If you are looking for a stunning plant to add more colors and make your landscape more picturesque, Agave plants are a good viable option. You have a lot of varieties when you look at the types of agave plants. But the most popular agave varieties are the Century plant, Spanish dagger, and Blue agave. Another reason to get an agave plant is that they are really easy to maintain and they thrive easily in a variety of atmospheres. Everything about the plant favors the owner and there is no reason why you should not get one for your garden.

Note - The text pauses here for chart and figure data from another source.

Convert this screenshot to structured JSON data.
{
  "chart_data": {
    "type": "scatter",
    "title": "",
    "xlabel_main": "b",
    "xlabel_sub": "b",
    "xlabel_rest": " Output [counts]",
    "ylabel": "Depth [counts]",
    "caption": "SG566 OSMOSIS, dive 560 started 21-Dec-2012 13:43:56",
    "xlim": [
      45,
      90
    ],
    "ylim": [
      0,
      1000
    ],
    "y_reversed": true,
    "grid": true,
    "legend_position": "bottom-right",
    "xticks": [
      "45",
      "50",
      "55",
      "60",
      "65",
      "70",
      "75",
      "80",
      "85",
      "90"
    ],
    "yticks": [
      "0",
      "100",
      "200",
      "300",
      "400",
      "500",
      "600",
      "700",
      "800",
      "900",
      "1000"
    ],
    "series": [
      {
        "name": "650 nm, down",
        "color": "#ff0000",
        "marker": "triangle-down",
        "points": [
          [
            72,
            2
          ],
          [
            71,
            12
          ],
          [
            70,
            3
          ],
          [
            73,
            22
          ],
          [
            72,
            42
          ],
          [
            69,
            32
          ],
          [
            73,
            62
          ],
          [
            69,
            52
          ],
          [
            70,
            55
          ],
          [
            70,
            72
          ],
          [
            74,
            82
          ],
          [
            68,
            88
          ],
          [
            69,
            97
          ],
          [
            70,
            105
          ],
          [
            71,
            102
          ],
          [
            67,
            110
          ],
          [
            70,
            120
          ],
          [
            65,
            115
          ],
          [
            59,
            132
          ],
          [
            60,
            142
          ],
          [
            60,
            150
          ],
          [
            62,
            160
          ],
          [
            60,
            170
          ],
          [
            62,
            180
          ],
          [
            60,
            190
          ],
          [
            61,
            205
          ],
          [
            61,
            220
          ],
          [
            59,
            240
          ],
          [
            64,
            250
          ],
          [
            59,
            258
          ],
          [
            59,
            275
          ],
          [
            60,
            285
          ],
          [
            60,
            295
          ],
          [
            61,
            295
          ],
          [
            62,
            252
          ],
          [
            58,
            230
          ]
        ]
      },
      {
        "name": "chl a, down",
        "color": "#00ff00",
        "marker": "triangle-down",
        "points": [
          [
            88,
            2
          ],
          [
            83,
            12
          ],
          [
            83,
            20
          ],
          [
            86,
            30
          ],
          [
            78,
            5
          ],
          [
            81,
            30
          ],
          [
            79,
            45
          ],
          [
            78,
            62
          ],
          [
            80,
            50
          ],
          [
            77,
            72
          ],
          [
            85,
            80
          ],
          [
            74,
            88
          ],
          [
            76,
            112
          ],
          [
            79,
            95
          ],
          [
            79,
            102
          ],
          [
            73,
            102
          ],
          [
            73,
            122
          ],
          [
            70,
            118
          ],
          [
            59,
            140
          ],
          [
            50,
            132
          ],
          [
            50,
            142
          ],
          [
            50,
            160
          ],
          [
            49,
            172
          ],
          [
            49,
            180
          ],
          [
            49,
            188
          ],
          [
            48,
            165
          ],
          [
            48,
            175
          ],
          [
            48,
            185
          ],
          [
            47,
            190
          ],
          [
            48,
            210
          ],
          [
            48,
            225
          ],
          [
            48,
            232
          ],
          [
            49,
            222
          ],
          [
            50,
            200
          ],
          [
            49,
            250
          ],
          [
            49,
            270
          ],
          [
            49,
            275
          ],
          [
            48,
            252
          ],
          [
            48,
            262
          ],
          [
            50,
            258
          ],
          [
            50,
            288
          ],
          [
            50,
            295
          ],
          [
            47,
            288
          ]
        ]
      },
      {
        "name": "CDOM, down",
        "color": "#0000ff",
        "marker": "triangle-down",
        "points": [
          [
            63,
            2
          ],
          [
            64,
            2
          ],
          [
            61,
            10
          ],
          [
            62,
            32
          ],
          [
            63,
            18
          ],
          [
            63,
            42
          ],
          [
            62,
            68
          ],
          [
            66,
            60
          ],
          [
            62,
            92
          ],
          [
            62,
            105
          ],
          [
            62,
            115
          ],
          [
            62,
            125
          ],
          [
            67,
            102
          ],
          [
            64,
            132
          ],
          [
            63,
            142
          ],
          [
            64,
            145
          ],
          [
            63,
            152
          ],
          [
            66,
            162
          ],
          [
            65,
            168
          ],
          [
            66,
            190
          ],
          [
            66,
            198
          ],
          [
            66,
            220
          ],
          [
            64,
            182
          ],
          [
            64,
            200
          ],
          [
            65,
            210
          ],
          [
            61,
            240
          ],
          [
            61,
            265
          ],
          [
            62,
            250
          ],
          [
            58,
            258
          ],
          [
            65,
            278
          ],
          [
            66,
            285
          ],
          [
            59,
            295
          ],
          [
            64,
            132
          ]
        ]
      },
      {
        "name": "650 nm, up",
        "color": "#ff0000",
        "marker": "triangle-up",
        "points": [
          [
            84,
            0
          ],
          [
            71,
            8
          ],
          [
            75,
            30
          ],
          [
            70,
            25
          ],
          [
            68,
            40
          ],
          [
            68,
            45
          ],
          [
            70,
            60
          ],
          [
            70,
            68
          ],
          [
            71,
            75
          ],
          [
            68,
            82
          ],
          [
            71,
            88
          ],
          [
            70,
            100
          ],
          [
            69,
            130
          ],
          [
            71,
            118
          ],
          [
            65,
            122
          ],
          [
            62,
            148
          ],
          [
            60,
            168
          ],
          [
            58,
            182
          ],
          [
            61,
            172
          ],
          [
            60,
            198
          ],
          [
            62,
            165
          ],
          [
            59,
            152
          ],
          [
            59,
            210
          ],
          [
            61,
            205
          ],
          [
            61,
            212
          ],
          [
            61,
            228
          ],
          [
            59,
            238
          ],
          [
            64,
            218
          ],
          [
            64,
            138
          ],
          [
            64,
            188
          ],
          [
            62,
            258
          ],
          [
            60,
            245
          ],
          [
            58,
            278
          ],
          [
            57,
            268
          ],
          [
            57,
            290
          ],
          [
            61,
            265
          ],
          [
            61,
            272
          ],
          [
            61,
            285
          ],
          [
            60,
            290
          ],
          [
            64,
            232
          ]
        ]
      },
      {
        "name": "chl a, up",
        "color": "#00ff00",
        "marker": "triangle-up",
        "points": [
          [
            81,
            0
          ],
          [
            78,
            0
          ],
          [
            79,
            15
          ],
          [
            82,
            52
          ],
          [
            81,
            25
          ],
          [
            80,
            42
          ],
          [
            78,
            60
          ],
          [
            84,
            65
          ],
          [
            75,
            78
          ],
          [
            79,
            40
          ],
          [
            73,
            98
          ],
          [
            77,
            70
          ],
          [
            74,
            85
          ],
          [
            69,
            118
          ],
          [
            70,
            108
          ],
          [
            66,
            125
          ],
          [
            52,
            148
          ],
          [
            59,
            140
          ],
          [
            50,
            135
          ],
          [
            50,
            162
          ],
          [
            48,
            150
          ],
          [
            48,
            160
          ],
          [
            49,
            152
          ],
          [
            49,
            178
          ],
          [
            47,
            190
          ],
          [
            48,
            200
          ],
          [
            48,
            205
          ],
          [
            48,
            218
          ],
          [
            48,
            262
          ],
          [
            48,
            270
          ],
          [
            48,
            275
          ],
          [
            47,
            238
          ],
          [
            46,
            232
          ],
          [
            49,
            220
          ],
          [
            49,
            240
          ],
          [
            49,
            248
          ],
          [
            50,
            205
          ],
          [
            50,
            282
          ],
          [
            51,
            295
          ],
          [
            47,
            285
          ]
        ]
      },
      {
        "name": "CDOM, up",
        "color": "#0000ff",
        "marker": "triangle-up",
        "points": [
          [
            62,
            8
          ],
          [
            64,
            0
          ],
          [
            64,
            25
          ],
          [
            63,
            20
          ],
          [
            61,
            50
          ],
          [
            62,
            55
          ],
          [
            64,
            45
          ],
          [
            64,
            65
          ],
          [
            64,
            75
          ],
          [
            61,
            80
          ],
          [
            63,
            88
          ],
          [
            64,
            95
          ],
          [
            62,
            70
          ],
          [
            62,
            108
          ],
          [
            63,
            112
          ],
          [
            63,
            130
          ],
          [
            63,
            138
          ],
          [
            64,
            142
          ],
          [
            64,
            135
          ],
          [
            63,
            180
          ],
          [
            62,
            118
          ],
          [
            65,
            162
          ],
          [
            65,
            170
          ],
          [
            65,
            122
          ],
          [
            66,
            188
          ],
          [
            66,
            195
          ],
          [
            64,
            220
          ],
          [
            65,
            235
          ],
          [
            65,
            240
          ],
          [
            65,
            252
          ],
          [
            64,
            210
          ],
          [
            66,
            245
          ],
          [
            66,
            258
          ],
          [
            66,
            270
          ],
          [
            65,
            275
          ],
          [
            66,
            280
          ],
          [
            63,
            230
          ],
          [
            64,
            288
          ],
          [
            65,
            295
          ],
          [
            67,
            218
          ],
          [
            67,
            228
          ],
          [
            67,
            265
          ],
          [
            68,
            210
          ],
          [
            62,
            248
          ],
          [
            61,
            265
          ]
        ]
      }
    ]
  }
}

Frequently Asked Questions (FAQs)
Q1: Why do the Agave plants die once they bloom?
Agave plants use an enormous amount of energy in blooming the branch, growing, and reaching their maximum height after this period the plant dies.
Q2: What is the best place for an Agave plant in the house?
Agave plants require a lot of sunlight, so when planted indoors choose a window that receives bright sunlight.
Q3: What causes problems for the Agave plant?
When exposed to too much moisture and humidity, the agave plants are susceptible to fungal and bacterial infections. Other problems include root rot and yellow leaves which happens because of improper drainage and overwatering.